Speaking to an industry audience at the Geneva Digital Market (GDM) this week, Osthaus said: “Internationalisation of storytelling became the key strategic element in what we do,” highlighting Netflix’s growing investment in local productions.
“The great thing is that people have gotten used to watching international shows. It [viewing] is no longer dominated by the US. That for us is a huge opportunity. Hopefully, it will be an opportunity for the market as well.”
Competition in the Swiss streaming market has increased in recent years. Netflix launched in the territory in 2014 and now has 2.8 million users (42% of the population). But recent entrants such as Disney+, Apple TV+ and Amazon Prime are gaining ground alongside domestic players such as the Swiss Broadcasting Corporation’s Play Swisse and Blue Play, which telecom major Swisscom launched last month.
“It’s great for the audience because they have huge choice and it is also great for producers because they have lots of demand,” said Osthaus of the growing competition.
Netflix announced its first Swiss co-production earlier this year, a thriller feature titled Early Birds, produced by Zurich-based Hugofilm and CH Media.

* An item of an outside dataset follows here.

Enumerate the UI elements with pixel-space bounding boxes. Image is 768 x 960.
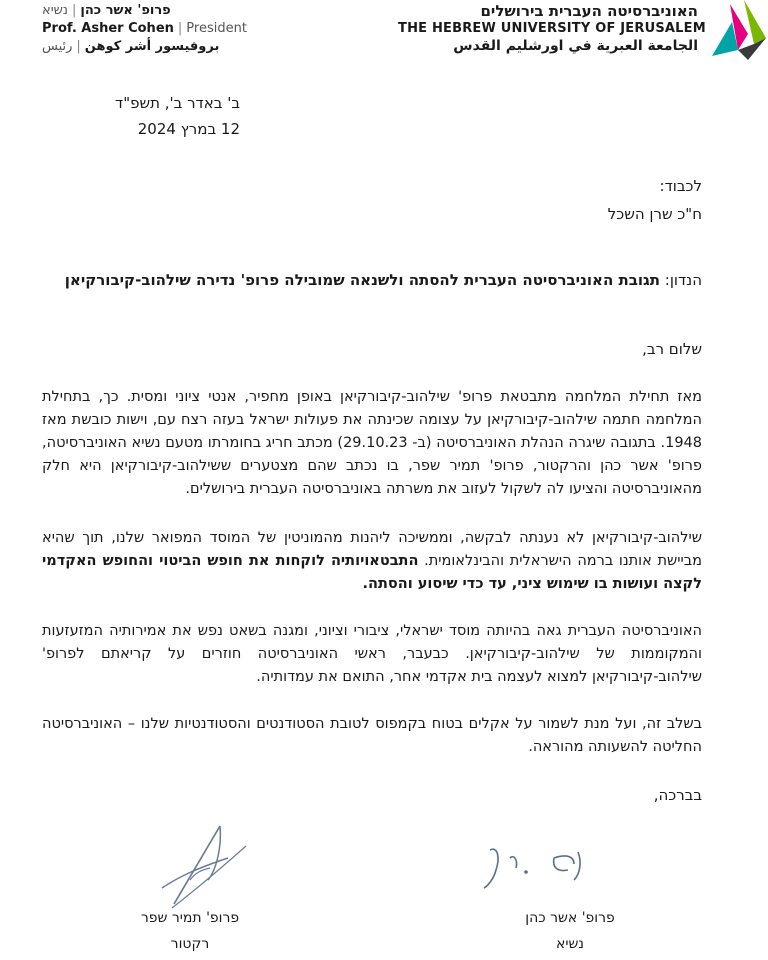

But Osthaus emphasised that it was still early days for the streamer in the region, having launched its first German TV series, Dark, just a few years ago in 2017. Netflix does not yet have an office in Switzerland.
Addressing GDM delegates who asked about the lack of Swiss films on the platform, Osthaus said: “For us, it does not seem necessarily that Swiss people are coming to Netflix to watch Swiss content.” He added that the streamer was likely having more success internationally with Swiss content than in Switzerland itself.
Asked if Swiss screenwriters and directors could pitch Netflix directly, Osthaus said: “It’s helpful if you come through a producer or agent because obviously that helps open the door.” He also warned audience members that it “wasn’t the best idea” to send in a “huge script” on spec, and to try to pitch in English. “It’s all about the story,” he added.